Fortunately, some who question austerity offer such an alternative. They would pursue overall deficit restraint. But, to avoid the risks of a single-minded focus, they would counterbalance budget restraint with a parallel "growth pact," to use the words of ECB President Draghi. This parallel pact would seek growth through what its proponents have referred to as "structural reforms." These might include a loosening of labor rules and other regulatory constraints on business, government asset sales and privatizations of some government services.

Such action would, they argue, increase the flexibility of European economies, encourage business formation and hiring, increase the dynamism of the economies, and so prompt growth, despite overall fiscal restraint. In this way, Europe could regain fiscal control, offset the dangers of a downward spiral that austerity alone risks, and relieve the strain of adjustment on their businesses and their working populations.

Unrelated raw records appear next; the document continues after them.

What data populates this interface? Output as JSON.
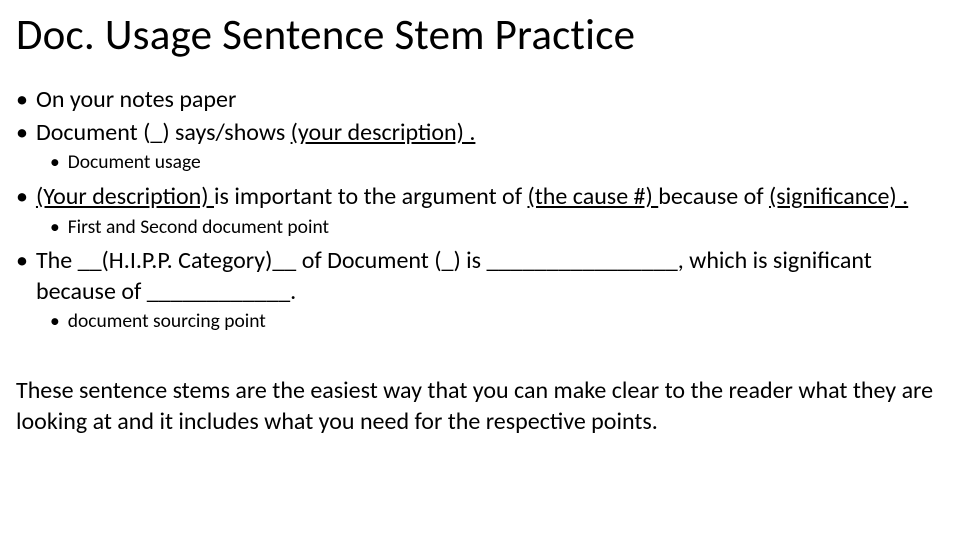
{
  "title": "Doc. Usage Sentence Stem Practice",
  "bullets": {
    "b1": "On your notes paper",
    "b2_pre": "Document (_) says/shows ",
    "b2_u": "        (your description)                       .",
    "b2_sub": "Document usage",
    "b3_u1": "        (Your description)      ",
    "b3_mid": "is important to the argument of ",
    "b3_u2": "    (the cause #)    ",
    "b3_break": " because of ",
    "b3_u3": "    (significance)       .",
    "b3_sub": "First and Second document point",
    "b4": "The __(H.I.P.P. Category)__ of Document (_) is ________________, which is significant because of ____________.",
    "b4_sub": "document sourcing point"
  },
  "body": "These sentence stems are the easiest way that you can make clear to the reader what they are looking at and it includes what you need for the respective points.",
  "colors": {
    "text": "#000000",
    "background": "#ffffff"
  },
  "fonts": {
    "title_size": 43,
    "bullet_size": 24,
    "subbullet_size": 19.5,
    "body_size": 24
  }
}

The frustrating thing about those promoting this alternative approach is that they have spoken in such maddeningly vague terms about something that desperately needs specificity. Monti, Draghi and LaGarde have talked about making Europe "more competitive," but beyond a few hints of the elements involved have remained less than forthcoming. The most specifics to emerge to date have come from Jörg Asmussen, the German member of the ECB's executive board. Drawing on Germany's 2010 reform, he has outlined a program for greater economic flexibility and growth that includes easing job dismissal protections, lowering bureaucratic hurdles for new business creation, setting higher retirement ages and revising regulations that heighten non-wage labor costs. Presumably, Asmussen speaks for Draghi in setting forth these points, but that is far from certain.